A Little Different Than AYF Summer Camp
Before Youth Corps started, I thought about what it might be like doing a program for six weeks in my homeland. My friends who had participated in previous years had told me about their amazing experiences and I couldn’t wait to have my own. I was extremely nervous at first, but the past three weeks have been incredible.
I’ve been going to AYF Camp near Los Angeles for the past twelve years. Joining Youth Corps and coming to Armenia, I thought the camps we were going to organize here were going to be like AYF Camp. After going through three weeks of camp, two in Artsakh and one in Broshian, I think it’s safe to say that I was both right and wrong. I was right in the sense that the Jampars we do here are like the camp I’ve grown to love. We play games like steal the bacon, butt volleyball, and dodgeball, we give the kids educationals about the ARF, and we teach them heghapokhagan songs in preparation for a song competition at the end of the week. A typical week at these Jampars consist of these activities, along with many more, and i’ve loved every minute of the last three weeks.

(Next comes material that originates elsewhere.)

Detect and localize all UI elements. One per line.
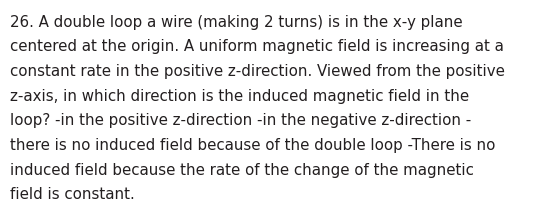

But there is one main difference between AYF Camp and the Jampars in Armenia. As I was sitting in Broshian with two girls who were going to sing the duet for the red group, I thought to myself, “These two girls are singing Garodee Hishadageen. But not only are they singing that song, they’re also Garod’s nieces.” At that moment, I realized how honored I was to be a part of this program. Who can say that they drove by the Mamik and Babik monument every morning to go to Jampar in Artsakh? Or that they woke up to a view of the majestic Mount Ararat in Broshian? How may people can say that they listened to a duet during song competition, sung by the nieces of Armenian hero Garod Mgrdchian, or that they got to meet his father? How many people could say that they saw where Bedo lived before he went off to the Kharapagh war? How many people could say that they became a part of the lives of hundreds of children in our homeland?
Thanks to Youth Corps, I can say yes to all of the above. That’s what Youth Corps is all about: being with the people, living with the people, and experiencing what they do in their daily lives. And I’m so happy to be a part of every minute of it. Two more weeks left… Gyumri here I come!